A Ilha do Diabo pode ser vista como a caracterização geográfica da cultura do cancelamento, o boicote direcionado a uma personalidade que agiu de maneira preconceituosa, condenável ou polêmica. Questionado por Bruckner se outro Caso Dreyfus seria possível na atualidade, Polanski foi peremptório:
— Definitivamente. Todos os ingredientes estão aí para que aconteça: acusações falsas, procedimentos judiciais ruins, juízes corruptos e, acima de tudo, "mídias sociais" que condenam sem julgamento justo ou direito de apelação.
A prática é bastante frequente nas redes sociais, mas também acontece de corpo presente. Em fevereiro, na noite do César, a maior premiação do cinema francês, assim que o nome de Polanski (ausente na festa) foi anunciado como o de melhor diretor, as atrizes Noémie Merlant e Adèle Haenel (a dupla de Retrato de uma Jovem em Chamas) levantaram-se e retiraram-se da cerimônia.

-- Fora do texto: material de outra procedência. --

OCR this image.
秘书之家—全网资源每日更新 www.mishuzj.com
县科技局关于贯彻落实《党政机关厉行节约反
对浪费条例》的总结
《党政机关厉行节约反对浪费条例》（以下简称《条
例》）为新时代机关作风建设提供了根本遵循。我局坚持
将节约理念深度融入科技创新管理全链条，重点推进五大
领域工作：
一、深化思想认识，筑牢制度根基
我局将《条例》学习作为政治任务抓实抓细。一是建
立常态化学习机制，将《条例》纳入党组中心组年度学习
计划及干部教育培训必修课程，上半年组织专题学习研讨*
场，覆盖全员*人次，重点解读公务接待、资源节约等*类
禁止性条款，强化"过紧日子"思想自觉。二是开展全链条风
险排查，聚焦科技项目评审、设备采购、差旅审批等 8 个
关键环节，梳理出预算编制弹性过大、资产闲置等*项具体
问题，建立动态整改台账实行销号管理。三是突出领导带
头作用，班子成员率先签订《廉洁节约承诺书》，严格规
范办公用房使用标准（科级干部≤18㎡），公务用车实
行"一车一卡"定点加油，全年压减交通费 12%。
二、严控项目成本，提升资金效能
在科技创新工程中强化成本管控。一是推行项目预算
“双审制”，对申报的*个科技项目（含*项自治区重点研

Habilmente, Polanski também "retira-se" de cena em O Oficial e o Espião (mas o diretor aparece como figurante em um concerto de câmara, bem ao centro). O foco não está em Dreyfus, o que poderia acentuar sua vitimização, mas em Picquart. Depois da prisão do capitão, o coronel assume o comando do serviço de inteligência. Aos poucos, descobre que as provas de traição foram forjadas e que seus superiores estavam cientes da farsa ("Por que se importar com um judeu preso em uma ilha?", indaga um general). Colocando sua ética acima do antissemitismo assumido ("Não gosto de judeus, mas jamais deixarei isso derivar para a discriminação profissional", diz o protagonista a Dreyfus em um flashback dos tempos de Escola Militar), Picquart resolve investigar por conta própria. É assim que vai conhecer personagens como o grafologista Bertillon (Mathieu Amalric, uma espécie de alívio cômico) e o escritor Émile Zola (André Marcon), que, com seu famoso artigo J'Accuse, publicado em janeiro de 1898, convulsionou a sociedade francesa ao revelar fatos escondidos pelo exército. A sequência em que os acusados leem trechos do jornal é impactante e, ironicamente, dada a relação de Polanski com jornalistas, celebra a força da imprensa.
O grande embate – inclusive físico – de Picquart será com um subordinado, o major Henry (encarnado de forma impávida por Grégory Gadebois). Pressionado pelo coronel, Henry diz a frase que resume o perigo da obediência cega ao status quo:
— Se me ordenam matar um homem, eu mato. Se depois me dizem que ele não era o culpado, não tenho culpa de nada. Eu estava apenas cumprindo ordens.
O que pesa contra o diretor
- Em março de 1977, Roman Polanski, então com 43 anos, foi indiciado em Los Angeles por cinco crimes contra Samantha Gailey (hoje Gaimer), 13 anos: estupro com uso de drogas, perversão, sodomia, atos libidinosos com uma adolescente com menos de 14 anos e por fornecer drogas controladas a uma menor de idade. Em sua defesa, o cineasta se declarou inocente para todas as acusações, mas mais tarde aceitou um acordo judicial que incluía liberdade vigiada. Em fevereiro de 1978, contudo, temendo que fosse mandado para a prisão, fugiu para a Europa.
- Em novembro passado, a fotógrafa Valentine Monnier afirmou ter sido agredida e estuprada por Polanski em 1975, na Suíça, quando tinha 18 anos. Ao declarar que se lembra dela "vagamente", o diretor acrescentou que "evidentemente não guarda na memória o que ela conta, pois é falso".
- Em 2010, a atriz britânica Charlotte Lewis o acusou de "abusar sexualmente" dela aos 16 anos em 1983. Uma segunda mulher o acusou, em 2017, de uma agressão sexual em 1973, quando ela tinha 16 anos, e uma terceira apresentou queixa em 2017 por estupro, por fatos que datam de 1972, quando ela tinha 15 anos.